Per dirla fuori dai denti, e questo è un altro aspetto negativo, ora il dibattito sembra spostarsi addirittura sulle critiche preventive alla green economy come se fosse questa, nonostante ancora nessun governo la stia di fatto praticando, quella che non ci farà uscire dalla crisi! Un vero paradosso, nonostante sia chiaro a tutti che la green economy non sia una scienza esatta e debba essere intanto introiettata come orizzonte dell'economia per poi operare in quella direzione e soprattutto non capendo che non ci sarà un'altra economia possibile.

Non è questione infatti da ambientalisti il dover pagare le multe per il non rispetto di Kyoto; o il dover migliorare la qualità dell'aria delle città riducendo il traffico e le emissioni dell'industria; o ridurre la produzione dei rifiuti come imposto dalla direttiva europea; o bonificare le aree inquinate; o mantenere gli stock dei pesci. Sono tutte questioni legate a doppia mandata con l'economia, ma evidentemente c'è la volontà di ignorare questo legame con conseguenza ovvia del lanciare il boomerang che poi ti torna indietro appena hai voltato le spalle.

Mentre i governi del mondo dovrebbero interrogarsi su come cambiare gli indicatori scegliendone uno diverso dal Pil ma ugualmente condiviso e standardizzato; su come almeno in occidente riuscire ad avare un'economia stazionaria ovvero che utilizzi solo le risorse che si possono rinnovare; il dibattito, almeno da noi, è lontano anni luce da questa visione preferendo argomenti di discussione sui quali è meglio tacere.

In quella suddetta pagina del Sole, ad esempio, si dà conto di quanto Michael Grunwald pensa riguardo alle energie alternative di cui punta a sfatarne sette miti e che è nei fatti una forte critica alla green economy. Ma leggendo attentamente si scopre che intanto tra i miti delle alternative ci mette pure lui il nucleare per poi appunto prima criticarlo ferocemente e poi dicendo che non se ne può fare a meno...; e poi soprattutto dice una cosa spacciandola come un rivelazione, ma che sanno ormai anche i bambini: l'importanza dell'efficienza e del risparmio energetico.
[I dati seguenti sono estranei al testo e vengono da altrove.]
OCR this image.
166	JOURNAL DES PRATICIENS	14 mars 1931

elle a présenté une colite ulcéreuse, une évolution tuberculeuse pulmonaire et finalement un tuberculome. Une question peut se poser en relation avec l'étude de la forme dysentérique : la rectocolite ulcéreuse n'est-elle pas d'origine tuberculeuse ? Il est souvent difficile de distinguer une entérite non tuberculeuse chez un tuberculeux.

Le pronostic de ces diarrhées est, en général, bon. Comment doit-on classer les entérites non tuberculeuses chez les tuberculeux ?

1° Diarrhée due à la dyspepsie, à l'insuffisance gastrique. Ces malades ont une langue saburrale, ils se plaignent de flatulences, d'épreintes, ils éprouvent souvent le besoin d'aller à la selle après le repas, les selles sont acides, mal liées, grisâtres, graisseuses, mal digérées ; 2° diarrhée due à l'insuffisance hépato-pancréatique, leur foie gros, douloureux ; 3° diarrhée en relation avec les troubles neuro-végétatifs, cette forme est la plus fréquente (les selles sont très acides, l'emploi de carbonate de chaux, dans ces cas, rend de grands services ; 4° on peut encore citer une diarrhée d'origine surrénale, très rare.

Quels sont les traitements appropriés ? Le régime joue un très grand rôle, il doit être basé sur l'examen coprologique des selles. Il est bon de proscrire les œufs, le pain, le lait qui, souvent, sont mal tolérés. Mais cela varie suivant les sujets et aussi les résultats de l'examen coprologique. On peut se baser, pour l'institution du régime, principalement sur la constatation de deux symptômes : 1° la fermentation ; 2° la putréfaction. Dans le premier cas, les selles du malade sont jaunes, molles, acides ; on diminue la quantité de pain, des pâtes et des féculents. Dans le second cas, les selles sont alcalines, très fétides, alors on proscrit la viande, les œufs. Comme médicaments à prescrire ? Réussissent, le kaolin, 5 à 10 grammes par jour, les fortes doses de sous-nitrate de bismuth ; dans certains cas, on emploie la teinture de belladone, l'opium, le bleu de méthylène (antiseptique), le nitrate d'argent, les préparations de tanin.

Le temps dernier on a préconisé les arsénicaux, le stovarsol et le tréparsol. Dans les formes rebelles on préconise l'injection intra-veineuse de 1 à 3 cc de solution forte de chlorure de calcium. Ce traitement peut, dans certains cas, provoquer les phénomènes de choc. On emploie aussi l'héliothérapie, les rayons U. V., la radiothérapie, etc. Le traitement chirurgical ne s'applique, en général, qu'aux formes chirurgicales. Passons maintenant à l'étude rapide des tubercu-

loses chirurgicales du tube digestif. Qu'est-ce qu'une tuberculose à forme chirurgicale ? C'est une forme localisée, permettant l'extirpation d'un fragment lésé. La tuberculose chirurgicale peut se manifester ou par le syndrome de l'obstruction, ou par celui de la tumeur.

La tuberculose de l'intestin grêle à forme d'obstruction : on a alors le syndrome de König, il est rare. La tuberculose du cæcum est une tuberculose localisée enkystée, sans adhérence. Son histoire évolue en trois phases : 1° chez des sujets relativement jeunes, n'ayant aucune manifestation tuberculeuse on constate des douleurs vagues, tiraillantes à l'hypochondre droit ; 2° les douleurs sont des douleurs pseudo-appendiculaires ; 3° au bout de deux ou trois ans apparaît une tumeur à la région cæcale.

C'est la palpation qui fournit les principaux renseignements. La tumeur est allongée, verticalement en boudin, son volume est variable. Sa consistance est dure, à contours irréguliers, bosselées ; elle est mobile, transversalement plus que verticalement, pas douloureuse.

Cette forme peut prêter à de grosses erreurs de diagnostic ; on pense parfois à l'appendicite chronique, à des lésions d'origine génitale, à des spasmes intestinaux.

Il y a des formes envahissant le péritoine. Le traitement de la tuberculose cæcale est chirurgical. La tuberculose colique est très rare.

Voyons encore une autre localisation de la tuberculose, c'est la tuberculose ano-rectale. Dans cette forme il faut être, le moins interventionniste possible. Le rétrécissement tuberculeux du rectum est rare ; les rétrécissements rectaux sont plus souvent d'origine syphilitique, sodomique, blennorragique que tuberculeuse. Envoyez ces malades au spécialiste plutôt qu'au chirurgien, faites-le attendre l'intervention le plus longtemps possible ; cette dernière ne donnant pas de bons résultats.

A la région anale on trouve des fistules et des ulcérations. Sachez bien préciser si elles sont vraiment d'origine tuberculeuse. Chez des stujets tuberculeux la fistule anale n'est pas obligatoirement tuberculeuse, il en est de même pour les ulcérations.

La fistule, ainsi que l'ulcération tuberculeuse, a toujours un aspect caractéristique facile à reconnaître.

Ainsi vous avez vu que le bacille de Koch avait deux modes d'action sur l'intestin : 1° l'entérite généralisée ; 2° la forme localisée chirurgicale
Persino Confindustria era convinta di questo, per poi non parlarne più o solo a fasi alterne prima ancora che la crisi dimostrasse quanto questo fosse vero...

Insomma, il dibattito sull'economia ecologica, o verde che dir si voglia o più in generale su un nuovo paradigma economico più sostenibile, pare andare avanti un passo per poi farne due indietro - dibattito sui giornali a corrette alternata e troppo spesso su aspetti triti e ritriti, assenza totale invece dello stesso nelle sedi e nelle forme che invece imporrebbero i tempi della crisi ecologica già in atto - e anche la spinta che veniva oltreoceano da Obama si è un po' attenuata complice la sua battaglia per il sistema sanitario che lo sta (giustamente) assorbendo. Buone notizie sembrano arrivare dalla Germania dove la campagna elettorale (vedi sempre resoconti dell'Unità e del Sole24Ore) sta vedendo la sostenibilità al centro delle discussioni con un gioco virtuoso (pare) a chi è il più verde degli altri. Vorremmo spendere infine due parole positive per il controvertice di Cernobbio organizzato da Legambiente e Sbilanciamoci, che resta un'iniziativa lodevole, ma troppo poco incisiva. I due soggetti infatti non comunicano e senza dibattito non c'è osmosi di idee e non c'è costruzione di idee, né positive né negative.